There are certainly a number of points on which this album seems to part from the self-titled debut. Initially, the sound seems more symphonic, due to less of a metallic, aggressive vibe and the more serene, melodic feel of "No Me Separen de Mi." However, the real character of the album exhibits itself on the extended jams like the title track and "Abismo Terrenal," which have an almost improvisational element at times, albeit with an underlying structure that provides the melodic foundation. It's here that Pino Marrone rips things to shreds, the music often taking on an almost Santana-ish character, at times bordering on an intense brand of fusion. Organ fills the melodic gaps nicely and the Farrugia/Montesano rhythm section is simply awe-inspiring, providing an endlessly shifting, breathtaking complement to the stellar melodies. This is a band that was completely and totally in sync on every level during the recording of this album, and it shows. Every moment is impeccably tight and flawless from a technical standpoint, though infused with a surging emotional power that characterizes the best progressive rock. Los Delerios del Mariscal is without a doubt one of the first-rate, classic albums to have come out of South America. So which one is better, Los Delerios... or Crucis? Fortunately, you don't have to decide: they're both available on the two-on-one Kronologia CD.

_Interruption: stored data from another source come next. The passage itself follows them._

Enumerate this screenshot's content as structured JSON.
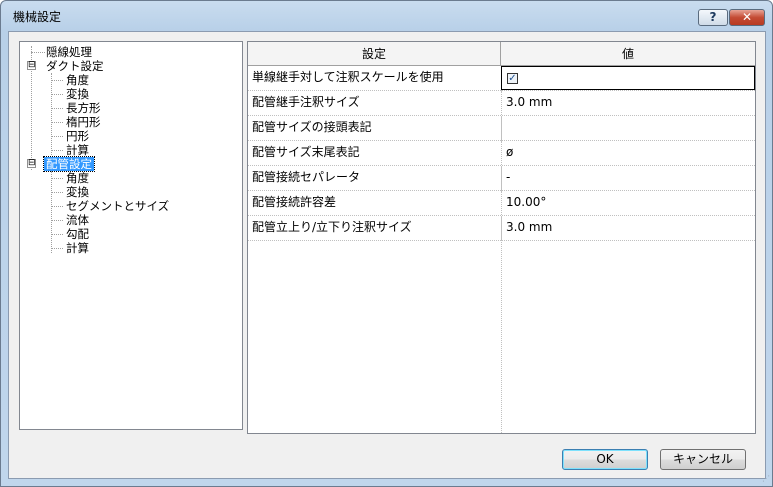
{
  "window": {
    "title": "機械設定",
    "help_label": "?",
    "close_label": "✕"
  },
  "tree": {
    "items": [
      {
        "label": "隠線処理"
      },
      {
        "label": "ダクト設定",
        "expander": "⊟"
      },
      {
        "label": "角度"
      },
      {
        "label": "変換"
      },
      {
        "label": "長方形"
      },
      {
        "label": "楕円形"
      },
      {
        "label": "円形"
      },
      {
        "label": "計算"
      },
      {
        "label": "配管設定",
        "expander": "⊟",
        "selected": true
      },
      {
        "label": "角度"
      },
      {
        "label": "変換"
      },
      {
        "label": "セグメントとサイズ"
      },
      {
        "label": "流体"
      },
      {
        "label": "勾配"
      },
      {
        "label": "計算"
      }
    ]
  },
  "grid": {
    "headers": {
      "setting": "設定",
      "value": "値"
    },
    "rows": [
      {
        "setting": "単線継手対して注釈スケールを使用",
        "value": "",
        "checked": true,
        "check_mark": "✓"
      },
      {
        "setting": "配管継手注釈サイズ",
        "value": "3.0 mm"
      },
      {
        "setting": "配管サイズの接頭表記",
        "value": ""
      },
      {
        "setting": "配管サイズ末尾表記",
        "value": "ø"
      },
      {
        "setting": "配管接続セパレータ",
        "value": "-"
      },
      {
        "setting": "配管接続許容差",
        "value": "10.00°"
      },
      {
        "setting": "配管立上り/立下り注釈サイズ",
        "value": "3.0 mm"
      }
    ]
  },
  "buttons": {
    "ok": "OK",
    "cancel": "キャンセル"
  }
}
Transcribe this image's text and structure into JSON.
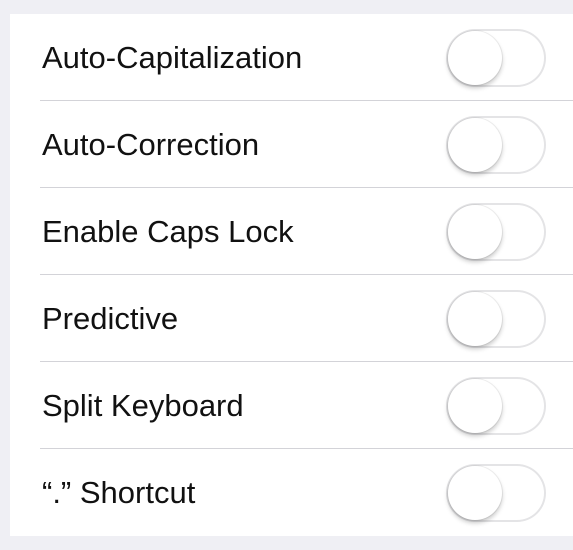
{
  "settings": {
    "items": [
      {
        "label": "Auto-Capitalization",
        "enabled": false
      },
      {
        "label": "Auto-Correction",
        "enabled": false
      },
      {
        "label": "Enable Caps Lock",
        "enabled": false
      },
      {
        "label": "Predictive",
        "enabled": false
      },
      {
        "label": "Split Keyboard",
        "enabled": false
      },
      {
        "label": "“.” Shortcut",
        "enabled": false
      }
    ]
  },
  "colors": {
    "background": "#efeff4",
    "cell": "#ffffff",
    "separator": "#d3d3d8",
    "toggle_border": "#e4e4e6",
    "toggle_on": "#4cd964"
  }
}
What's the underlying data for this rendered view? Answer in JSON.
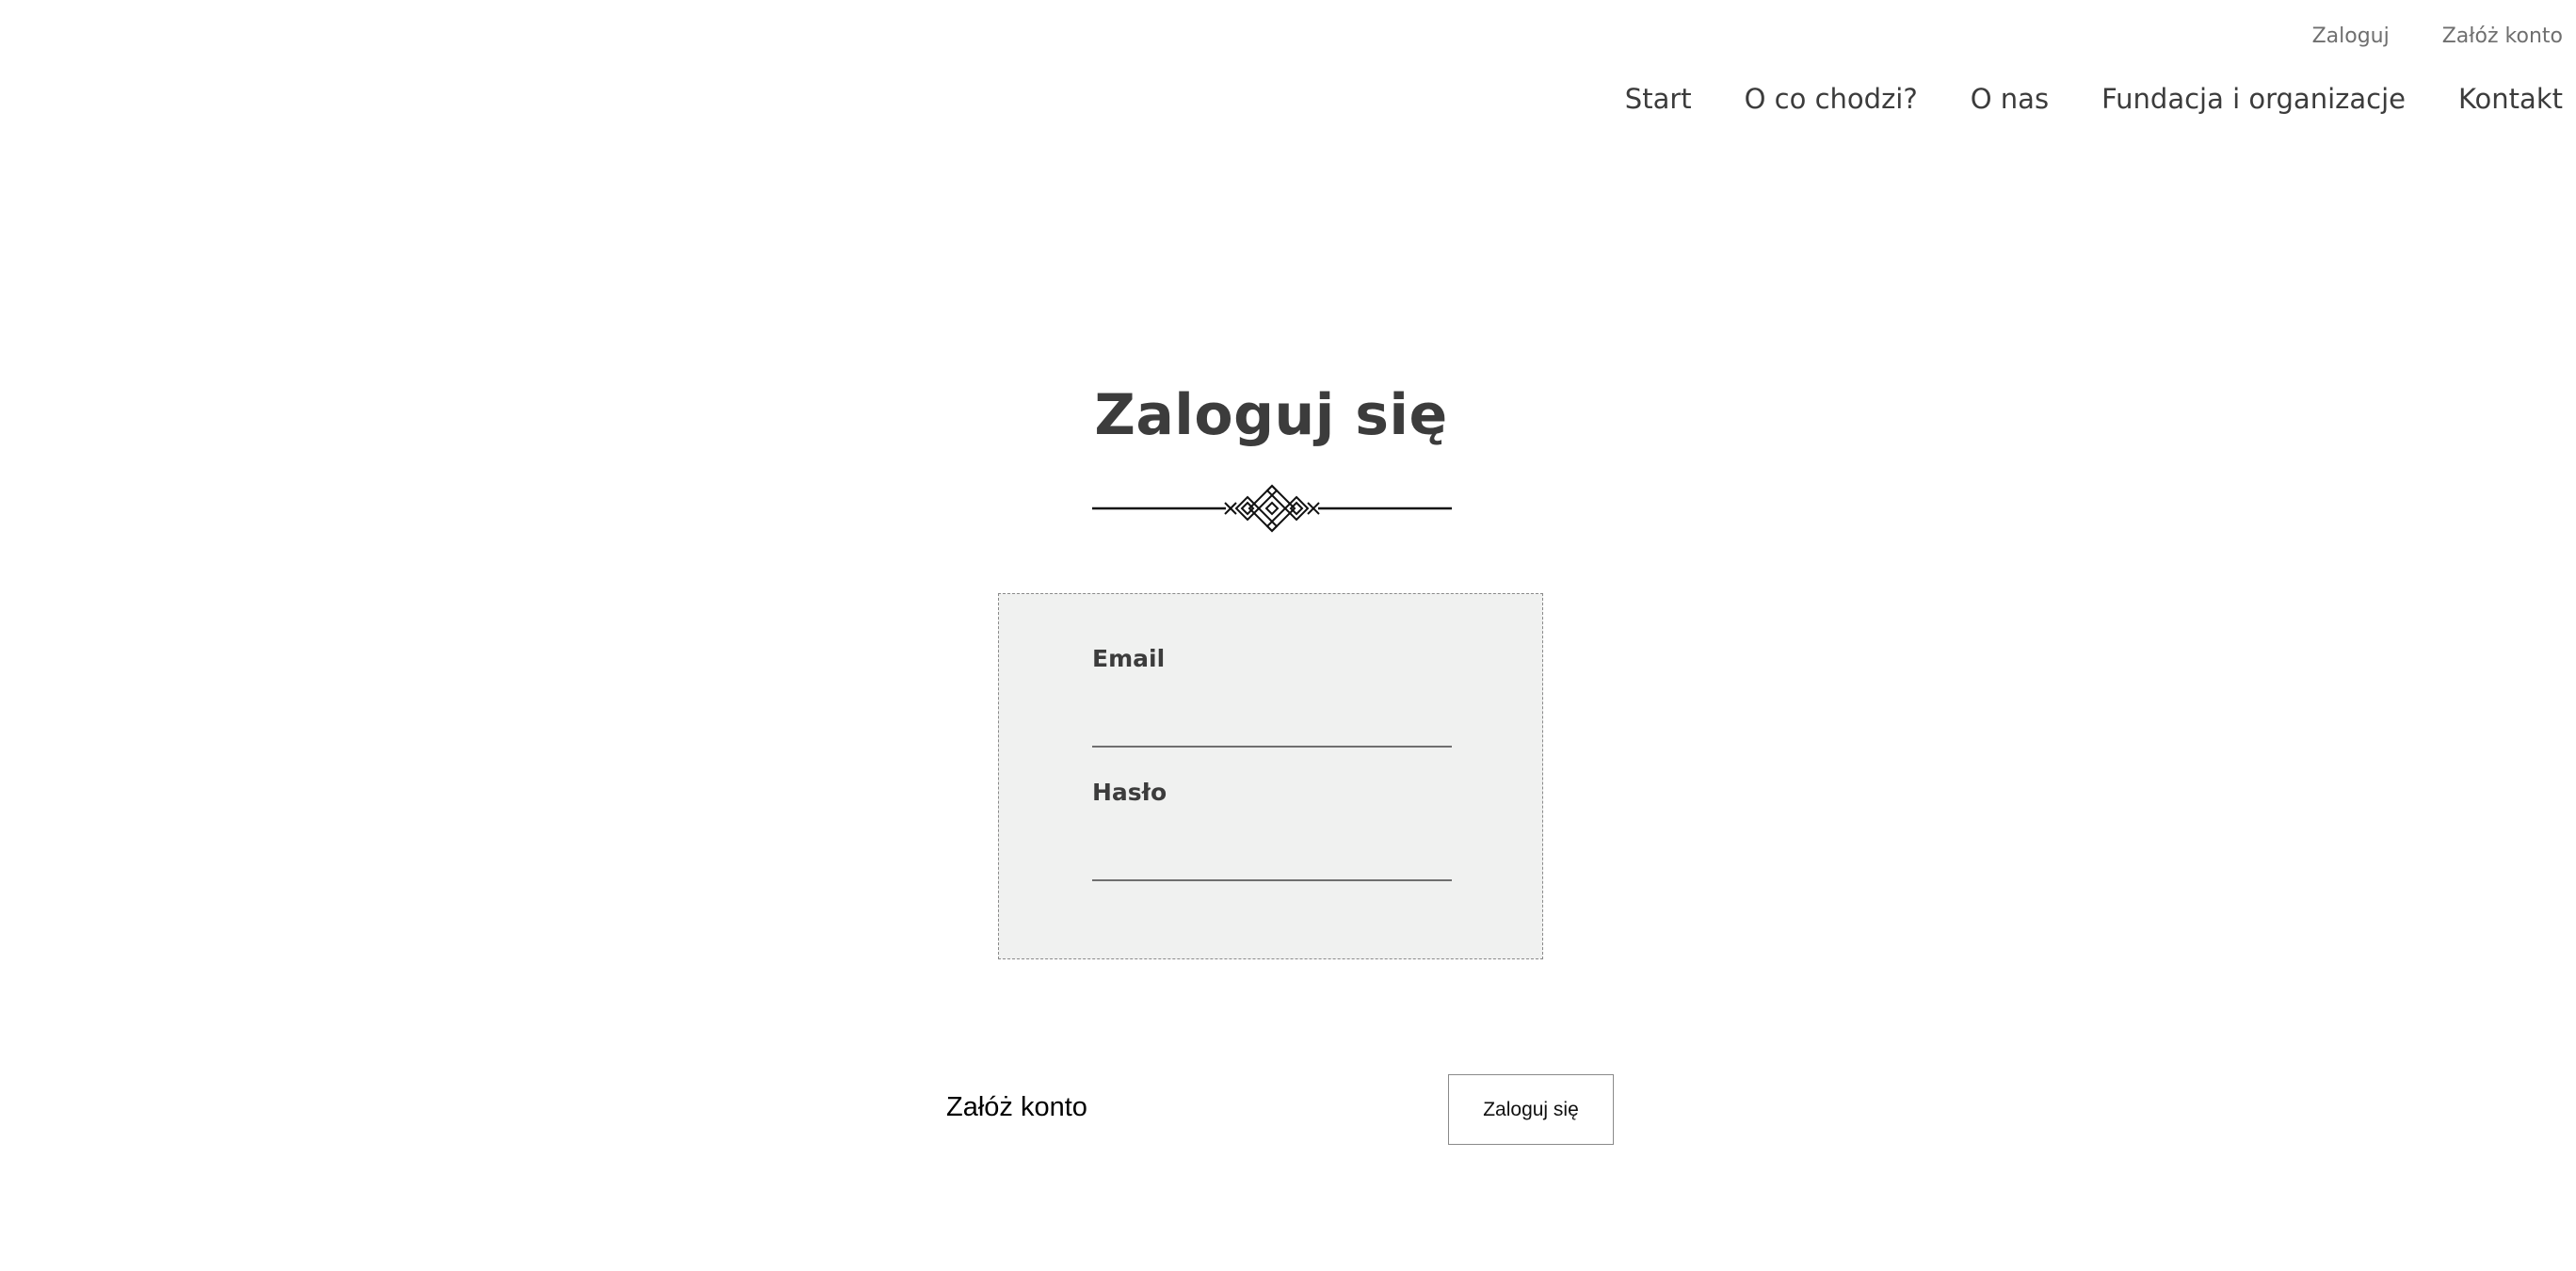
{
  "header": {
    "top_links": {
      "login": "Zaloguj",
      "register": "Załóż konto"
    },
    "nav": {
      "start": "Start",
      "about_what": "O co chodzi?",
      "about_us": "O nas",
      "foundation": "Fundacja i organizacje",
      "contact": "Kontakt"
    }
  },
  "page": {
    "title": "Zaloguj się"
  },
  "form": {
    "email_label": "Email",
    "email_value": "",
    "password_label": "Hasło",
    "password_value": ""
  },
  "actions": {
    "register_label": "Załóż konto",
    "submit_label": "Zaloguj się"
  },
  "icons": {
    "ornament": "decorative-divider-icon"
  }
}
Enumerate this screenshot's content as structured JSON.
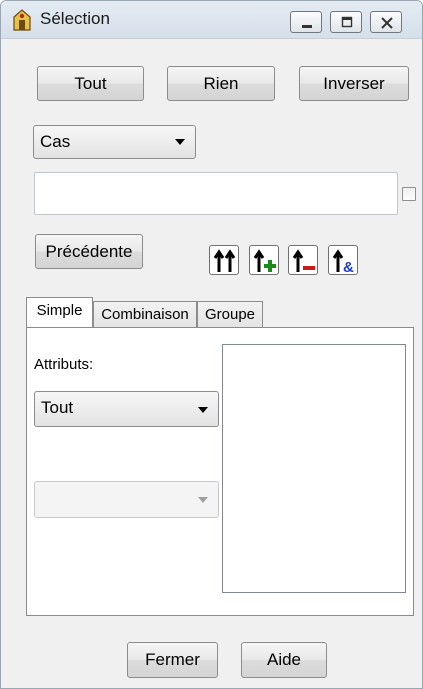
{
  "window": {
    "title": "Sélection",
    "icons": {
      "app": "app-icon",
      "minimize": "minimize-icon",
      "maximize": "maximize-icon",
      "close": "close-icon"
    }
  },
  "toolbar": {
    "all_label": "Tout",
    "none_label": "Rien",
    "invert_label": "Inverser"
  },
  "case_combo": {
    "value": "Cas"
  },
  "expression_input": {
    "value": ""
  },
  "previous_button": {
    "label": "Précédente"
  },
  "icon_buttons": [
    "move-all-up-icon",
    "add-up-icon",
    "remove-up-icon",
    "and-up-icon"
  ],
  "tabs": [
    {
      "label": "Simple",
      "active": true
    },
    {
      "label": "Combinaison",
      "active": false
    },
    {
      "label": "Groupe",
      "active": false
    }
  ],
  "simple": {
    "attributes_label": "Attributs:",
    "attributes_combo": "Tout",
    "value_combo": ""
  },
  "footer": {
    "close_label": "Fermer",
    "help_label": "Aide"
  },
  "colors": {
    "plus_green": "#1a8c1a",
    "minus_red": "#d01818",
    "amp_blue": "#1a3cc8"
  }
}
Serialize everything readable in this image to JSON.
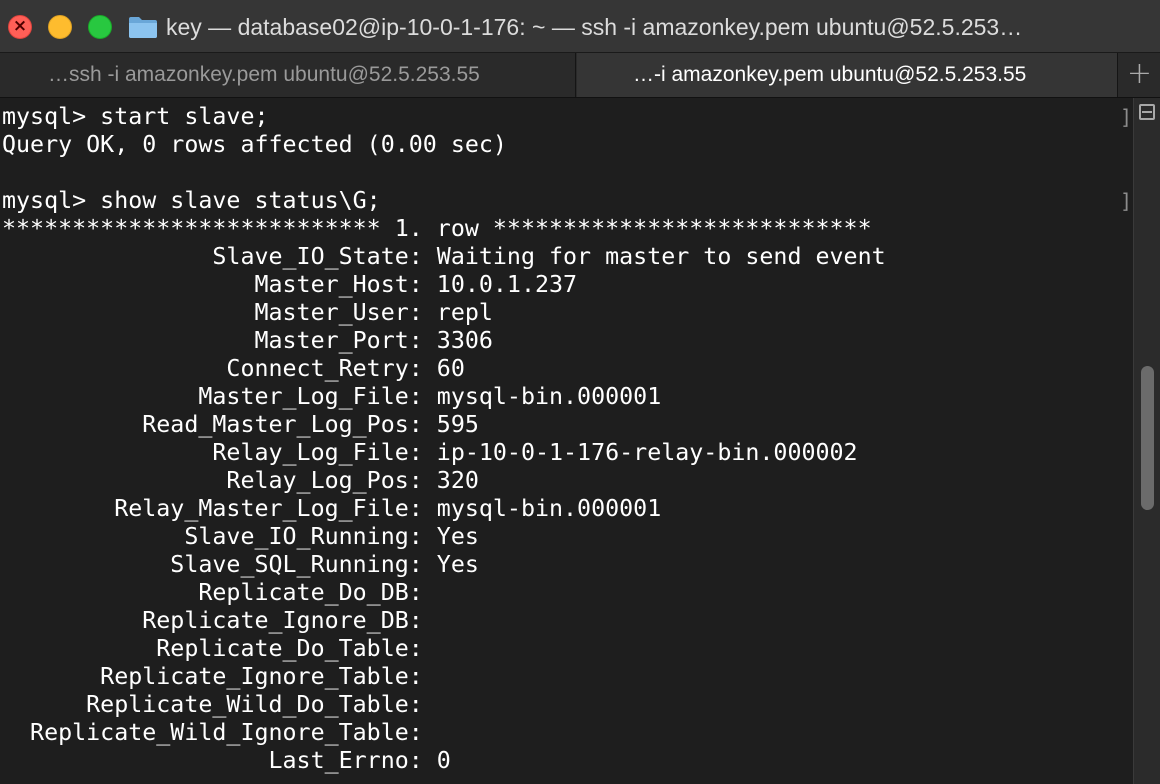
{
  "window": {
    "title": "key — database02@ip-10-0-1-176: ~ — ssh -i amazonkey.pem ubuntu@52.5.253…"
  },
  "tabs": [
    {
      "label": "…ssh -i amazonkey.pem ubuntu@52.5.253.55",
      "active": false
    },
    {
      "label": "…-i amazonkey.pem ubuntu@52.5.253.55",
      "active": true
    }
  ],
  "tabbar": {
    "new_tab_label": "+"
  },
  "icons": {
    "close": "close-icon",
    "minimize": "minimize-icon",
    "maximize": "maximize-icon",
    "folder": "folder-icon",
    "split": "split-pane-icon"
  },
  "colors": {
    "close": "#ff5f57",
    "minimize": "#febc2e",
    "maximize": "#28c840",
    "terminal_bg": "#1e1e1e",
    "terminal_fg": "#ffffff"
  },
  "terminal": {
    "lines": [
      "mysql> start slave;",
      "Query OK, 0 rows affected (0.00 sec)",
      "",
      "mysql> show slave status\\G;",
      "*************************** 1. row ***************************",
      "               Slave_IO_State: Waiting for master to send event",
      "                  Master_Host: 10.0.1.237",
      "                  Master_User: repl",
      "                  Master_Port: 3306",
      "                Connect_Retry: 60",
      "              Master_Log_File: mysql-bin.000001",
      "          Read_Master_Log_Pos: 595",
      "               Relay_Log_File: ip-10-0-1-176-relay-bin.000002",
      "                Relay_Log_Pos: 320",
      "        Relay_Master_Log_File: mysql-bin.000001",
      "             Slave_IO_Running: Yes",
      "            Slave_SQL_Running: Yes",
      "              Replicate_Do_DB: ",
      "          Replicate_Ignore_DB: ",
      "           Replicate_Do_Table: ",
      "       Replicate_Ignore_Table: ",
      "      Replicate_Wild_Do_Table: ",
      "  Replicate_Wild_Ignore_Table: ",
      "                   Last_Errno: 0"
    ],
    "marks": [
      "]",
      "]"
    ]
  }
}
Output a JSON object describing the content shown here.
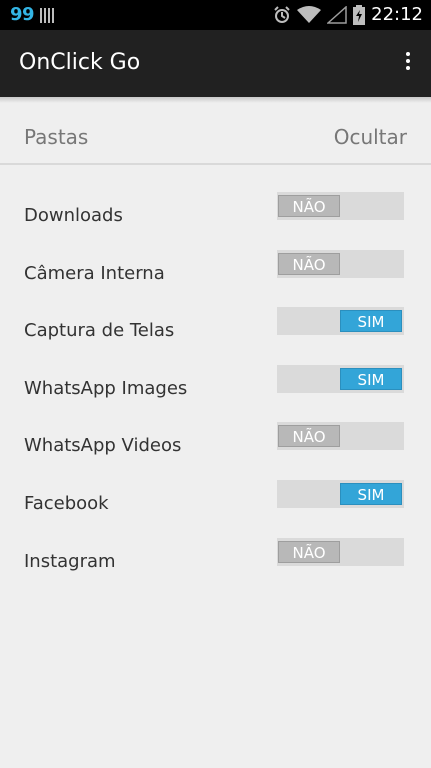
{
  "status_bar": {
    "notification_count": "99",
    "time": "22:12",
    "icons": [
      "barcode-icon",
      "alarm-icon",
      "wifi-icon",
      "signal-icon",
      "battery-charging-icon"
    ]
  },
  "action_bar": {
    "title": "OnClick Go",
    "menu_icon": "overflow-menu-icon"
  },
  "header": {
    "left_label": "Pastas",
    "right_label": "Ocultar"
  },
  "folders": [
    {
      "name": "Downloads",
      "toggle_label": "NÃO",
      "state": "off"
    },
    {
      "name": "Câmera Interna",
      "toggle_label": "NÃO",
      "state": "off"
    },
    {
      "name": "Captura de Telas",
      "toggle_label": "SIM",
      "state": "on"
    },
    {
      "name": "WhatsApp Images",
      "toggle_label": "SIM",
      "state": "on"
    },
    {
      "name": "WhatsApp Videos",
      "toggle_label": "NÃO",
      "state": "off"
    },
    {
      "name": "Facebook",
      "toggle_label": "SIM",
      "state": "on"
    },
    {
      "name": "Instagram",
      "toggle_label": "NÃO",
      "state": "off"
    }
  ],
  "colors": {
    "accent": "#33a5d8",
    "action_bar": "#212121",
    "background": "#efefef"
  }
}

Sjef Oellers 17-Mar-2001 Crucis

Killer heavy symphonic prog along the lines of Focus and Finch, but IMO actually surpassing those bands. Some parts will recall Yes or ELP. Their music is mostly centered around fantastic guitar/keyboard (lot of Hammond) interplay, but the drumming and bass playing are excellent as well. The Spanish vocals are pleasant and don't detract from the main emphasis: instrumental interplay. Among the 5 best South American albums in the heavy symphonic progressive style.

Sjef Oellers 17-Mar-2001 Los Delerios del Mariscal

The second Crucis album contains more of the excellent symphonic prog with flashy guitar/keyboard leads. Overall I find Los Delirios del Mariscal slighty less engaging than their first album, but this is still a must have from South America.